L’une des solutions serait d’industrialiser le secteur, ce qui permettrait aux Maliens et aux étrangers d’en apprendre davantage sur le patrimoine culturel du pays. En plus, « cela peut réduire le taux de chômage », atteste El Hadj Djitteye, activiste culturel et chercheur sur l’héritage culturel du Mali, en particulier sur le patrimoine de Tombouctou. De plus, mettre sur pied une vraie industrie culturelle permettrait aux régions du nord – où le tourisme est en berne depuis 2012 – de « développer la vente en ligne des produits artisanaux. Cela peut développer le secteur et permettre aux artisans de vivre de leur art », déclare-t-il.

L’aspect économique a une grande importance, puisque les retombées peuvent générer des revenus, en plus de la visibilité, pour un secteur souvent qualifié de « parent pauvre ». Parler d’industrialisation de la culture a donc du sens. Au ministère, on soutient « elle est nécessaire. Notre premier effort a été de doter le Fonds du cinéma d’un budget de 6 milliards sur 3 ans, de voir l’impact que cela peut avoir sur l’industrie cinématographique et de l’étendre aux autres secteurs de la culture ».

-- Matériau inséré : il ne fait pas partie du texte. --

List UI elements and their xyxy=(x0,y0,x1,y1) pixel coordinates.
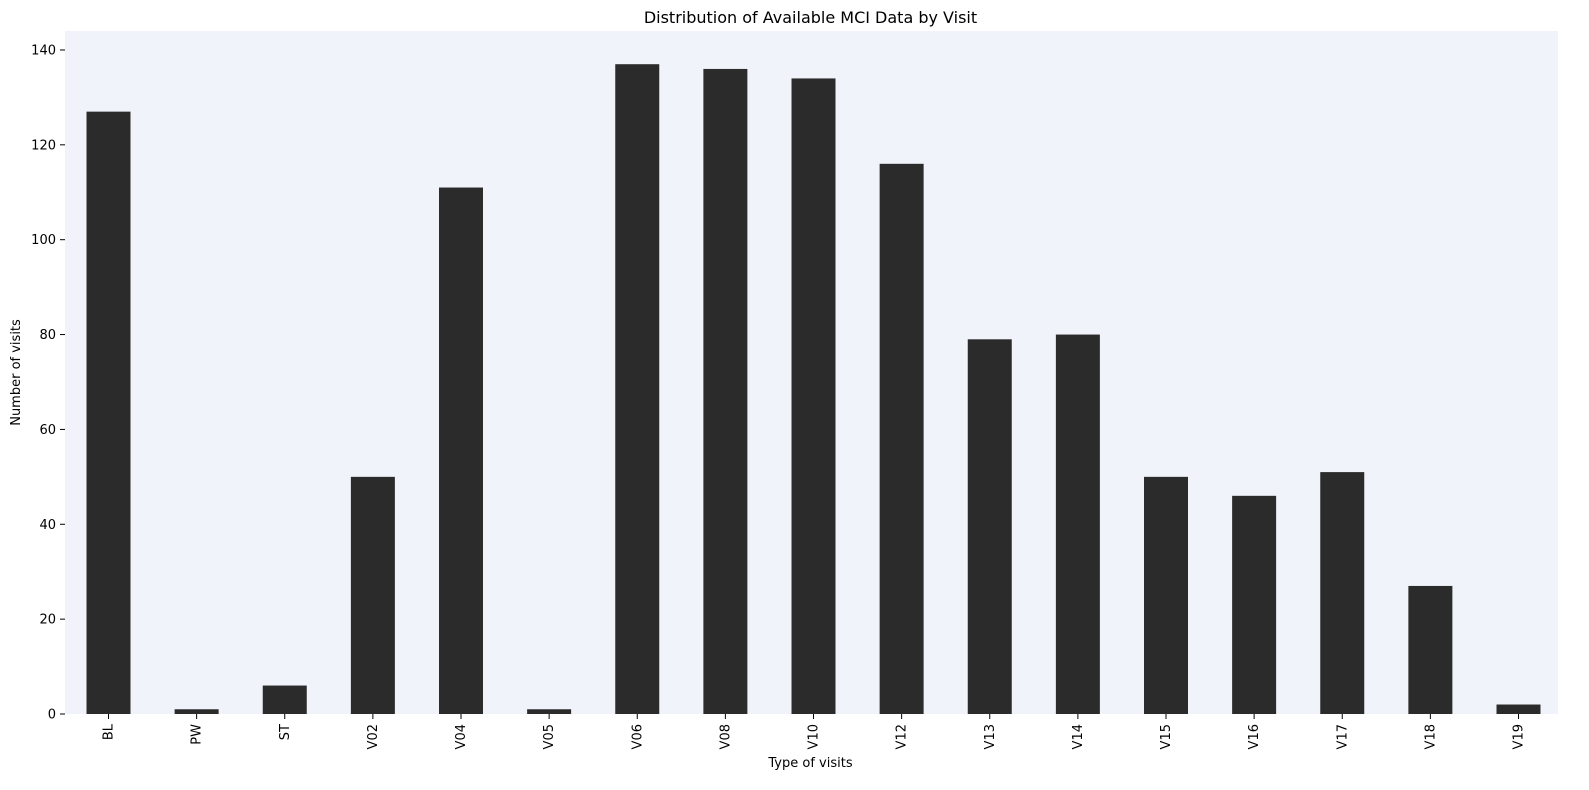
x-tick-label: V02 xyxy=(366,724,381,749)
x-tick-label: V15 xyxy=(1159,724,1174,749)
y-tick-label: 140 xyxy=(31,43,56,58)
bar-v08 xyxy=(703,68,748,714)
x-tick-label: ST xyxy=(278,724,293,740)
x-tick-label: V16 xyxy=(1247,724,1262,749)
bar-v02 xyxy=(350,476,395,714)
bar-bl xyxy=(86,111,131,714)
x-tick-label: V14 xyxy=(1071,724,1086,749)
x-tick-label: V05 xyxy=(542,724,557,749)
x-axis-label: Type of visits xyxy=(767,756,852,771)
y-tick-label: 60 xyxy=(39,423,56,438)
bar-v14 xyxy=(1055,334,1100,714)
x-tick-label: V12 xyxy=(895,724,910,749)
x-tick-label: V18 xyxy=(1423,724,1438,749)
bar-v13 xyxy=(967,339,1012,714)
x-tick-label: BL xyxy=(102,723,117,740)
bar-v10 xyxy=(791,78,836,715)
x-tick-label: V06 xyxy=(630,724,645,749)
bars-group xyxy=(86,64,1541,715)
x-tick-label: V04 xyxy=(454,724,469,749)
x-tick-label: V13 xyxy=(983,724,998,749)
bar-v12 xyxy=(879,163,924,715)
bar-v15 xyxy=(1144,476,1188,714)
bar-v05 xyxy=(527,709,572,714)
y-tick-label: 0 xyxy=(48,708,56,723)
x-tick-label: V10 xyxy=(807,724,822,749)
y-axis-ticks: 0 20 40 60 80 100 120 140 xyxy=(31,43,65,723)
y-axis-label: Number of visits xyxy=(9,319,24,426)
y-tick-label: 100 xyxy=(31,233,56,248)
bar-v17 xyxy=(1320,472,1365,714)
bar-v18 xyxy=(1408,585,1453,714)
bar-v16 xyxy=(1232,495,1277,714)
bar-v04 xyxy=(439,187,483,715)
x-tick-label: V17 xyxy=(1335,724,1350,749)
y-tick-label: 120 xyxy=(31,138,56,153)
bar-v06 xyxy=(615,64,660,714)
bar-pw xyxy=(174,709,219,714)
y-tick-label: 80 xyxy=(39,328,56,343)
x-tick-label: V08 xyxy=(718,724,733,749)
y-tick-label: 20 xyxy=(39,613,56,628)
bar-v19 xyxy=(1496,704,1541,714)
x-axis-ticks: BL PW ST V02 V04 V05 V06 V08 V10 V12 V13 V14 V15 V16 V… xyxy=(102,714,1527,749)
y-tick-label: 40 xyxy=(39,518,56,533)
bar-st xyxy=(262,685,307,714)
x-tick-label: PW xyxy=(190,724,205,745)
chart-title: Distribution of Available MCI Data by Vi… xyxy=(644,8,977,27)
x-tick-label: V19 xyxy=(1512,724,1527,749)
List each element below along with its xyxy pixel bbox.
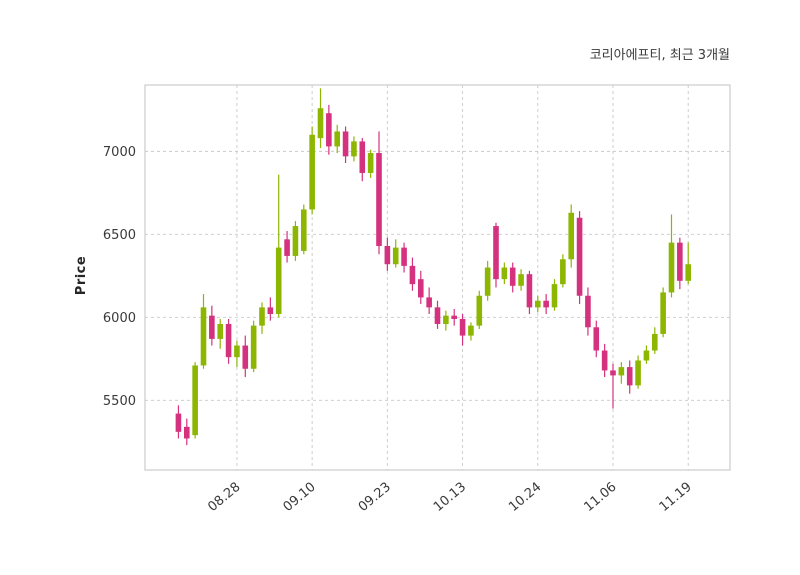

D’ailleurs, le cinéaste Souleymane Cissé, lors de son intervention au forum Invest in Mali, a évoque ce sujet. « Il n’y aura jamais de développement sans culture. Il est temps que le Mali fasse de l’industrie culturelle sa force. Cela est indispensable à notre survie ». Quant à El Hadj Djitteye, il estime que la « créativité doit être au cœur des débats politiques et le gouvernement doit accompagner les initiatives culturelles pour un Mali meilleur ».

« Les sites classés au Patrimoine mondial ne sont pas assez valorisés », regrette le chercheur, qui pense que les Maliens ne mesurent pas assez l’importance de leur héritage culturel, ce qui explique que le gouvernement « oublie » le secteur. « Il faut que les pouvoirs publics prennent en main la culture. C’est une ressource certaine. Investir dans la culture, c’est investir dans l’avenir », conclut-on au ministère.